Core Document Search And Summarization

Version implemented: 0.241.007

Overview and Purpose

This feature adds a shared backend document-search service, a dedicated authenticated search API, and an always-loaded Semantic Kernel core plugin for search and summarization.

The goal is to give agents and backend callers a common way to:

Run relevance-ranked hybrid search with a bounded, caller-overridable top-N.
Retrieve ordered chunks for a specific document instead of relying only on distilled search hits.
Generate hierarchical summaries across the full document by summarizing chunk windows and then reducing the intermediate summaries.

Dependencies:

Azure AI Search chunk indexes for personal, group, and public workspaces
Azure OpenAI chat model configuration for summary generation
Semantic Kernel core plugin loading in the shared kernel loader

Technical Specifications

Architecture Overview

The feature is split into three thin layers over one shared service:

functions_search.py keeps hybrid search and now exposes shared top-N and scope normalization helpers.
functions_search_service.py resolves document scope, retrieves ordered chunks, builds chunk windows, and performs hierarchical summarization.
Adapters expose the shared service through:
- route_backend_search.py for authenticated backend APIs
- semantic_kernel_plugins/document_search_plugin.py for always-loaded Semantic Kernel access

This keeps the HTTP API and the Semantic Kernel plugin behavior aligned and makes future comparison workflows easier to add.

API Endpoints

The backend route module adds three authenticated endpoints:

POST /api/search/documents
- Runs hybrid search.
- Supports query, doc_scope, top_n, document_id or document_ids, optional tags, and optional scope hints.
POST /api/search/document-chunks
- Resolves an accessible document and returns ordered chunks.
- Supports optional windowing by pages or chunks.
POST /api/search/document-summary
- Resolves a document, retrieves its ordered chunks, windows the content, summarizes each window, and reduces the intermediate summaries into a final result.
- Supports optional focus instructions and target-length overrides.

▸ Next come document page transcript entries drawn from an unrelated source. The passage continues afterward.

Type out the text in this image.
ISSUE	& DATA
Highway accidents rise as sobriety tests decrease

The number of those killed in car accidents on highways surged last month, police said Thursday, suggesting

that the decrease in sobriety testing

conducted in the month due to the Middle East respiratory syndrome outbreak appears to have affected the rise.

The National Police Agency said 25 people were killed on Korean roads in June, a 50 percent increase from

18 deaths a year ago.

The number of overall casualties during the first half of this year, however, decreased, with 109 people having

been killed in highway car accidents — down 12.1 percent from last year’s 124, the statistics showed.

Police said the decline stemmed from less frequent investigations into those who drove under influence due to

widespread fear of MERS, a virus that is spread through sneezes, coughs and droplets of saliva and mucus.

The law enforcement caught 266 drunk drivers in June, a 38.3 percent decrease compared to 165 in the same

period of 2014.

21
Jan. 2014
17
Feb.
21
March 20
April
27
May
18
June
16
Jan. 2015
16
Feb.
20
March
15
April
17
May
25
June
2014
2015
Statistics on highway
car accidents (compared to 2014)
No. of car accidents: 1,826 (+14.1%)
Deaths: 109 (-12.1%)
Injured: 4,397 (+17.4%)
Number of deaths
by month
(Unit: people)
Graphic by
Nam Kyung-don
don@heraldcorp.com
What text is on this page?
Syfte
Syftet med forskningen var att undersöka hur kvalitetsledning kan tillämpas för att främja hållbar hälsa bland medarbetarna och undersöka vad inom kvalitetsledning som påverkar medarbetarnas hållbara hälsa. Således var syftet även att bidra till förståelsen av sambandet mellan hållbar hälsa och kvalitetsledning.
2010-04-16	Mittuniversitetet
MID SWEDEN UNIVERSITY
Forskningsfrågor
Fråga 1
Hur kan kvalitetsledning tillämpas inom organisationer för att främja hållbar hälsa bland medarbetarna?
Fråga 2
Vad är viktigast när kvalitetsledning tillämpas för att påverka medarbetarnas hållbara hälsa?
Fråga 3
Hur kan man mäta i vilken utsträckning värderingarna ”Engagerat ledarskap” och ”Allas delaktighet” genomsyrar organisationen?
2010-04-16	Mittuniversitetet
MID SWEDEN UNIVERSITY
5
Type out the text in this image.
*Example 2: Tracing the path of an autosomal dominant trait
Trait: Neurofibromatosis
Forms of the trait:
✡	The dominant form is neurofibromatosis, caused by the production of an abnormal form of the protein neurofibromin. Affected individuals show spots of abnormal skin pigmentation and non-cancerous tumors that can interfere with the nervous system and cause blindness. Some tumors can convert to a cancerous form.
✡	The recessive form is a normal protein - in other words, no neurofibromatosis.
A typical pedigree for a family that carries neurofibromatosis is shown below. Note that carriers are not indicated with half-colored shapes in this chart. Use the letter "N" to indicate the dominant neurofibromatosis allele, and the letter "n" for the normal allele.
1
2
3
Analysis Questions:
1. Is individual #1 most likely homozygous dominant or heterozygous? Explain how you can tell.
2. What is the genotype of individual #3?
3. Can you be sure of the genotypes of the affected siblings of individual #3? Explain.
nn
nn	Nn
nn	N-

Semantic Kernel Plugin Functions

The core plugin is loaded for model-only and agent-backed kernel sessions and exposes three functions:

search_documents
retrieve_document_chunks
summarize_document

The plugin resolves the current signed-in user at invocation time and calls the shared service directly rather than going through HTTP.

Summary Workflow

The summarization workflow is hierarchical:

Resolve an accessible document in personal, group, or public scope.
Retrieve ordered chunks for the document.
Build chunk windows by pages when page numbers are available, otherwise by chunk count.
Summarize each window to a configurable intermediate target.
Reduce intermediate summaries in batches until a single final summary remains or the configured reduction limit is reached.

Default behavior keeps the first-pass window summaries and final summary at two pages unless the caller overrides those values.

File Structure

application/single_app/functions_search.py
application/single_app/functions_documents.py
application/single_app/functions_search_service.py
application/single_app/route_backend_search.py
application/single_app/semantic_kernel_plugins/document_search_plugin.py
application/single_app/semantic_kernel_loader.py
functional_tests/test_document_search_api_and_plugin.py

Usage Instructions

Backend API Usage

Use the backend endpoints when server-side code or future UI features need direct access to search, chunk retrieval, or summarization without invoking an agent.

Typical request patterns:

Search a workspace with default distilled behavior and an explicit top_n.
Retrieve all ordered chunks for a document before downstream processing.
Summarize a document with focus instructions such as risks, deadlines, implementation details, or policy requirements.

Agent Usage

Agents can use the core plugin to:

Search for relevant chunks across accessible documents.
Pull the full ordered chunk stream for one document when distilled search is not enough.
Generate a hierarchical summary with caller-specified focus and length guidance.

This is intended to improve document-grounded summarization today and to support future document-to-document or version-to-version comparison workflows without changing the core retrieval contract.

Testing and Validation

Test Coverage

Functional coverage validates:

Shared search helper exposure and document-id propagation
Shared search service entry points for search, retrieval, and summarization
Backend route registration and authentication decorators
Core plugin kernel-function contract
Loader and Flask app registration

Related test:

functional_tests/test_document_search_api_and_plugin.py

Known Limitations

Summaries are generated on demand and are not persisted or cached in this implementation.
Very large documents can require multiple summarization stages and multiple model calls.
Comparison workflows are not included yet, but the retrieval and scope-resolution shapes are designed to support them.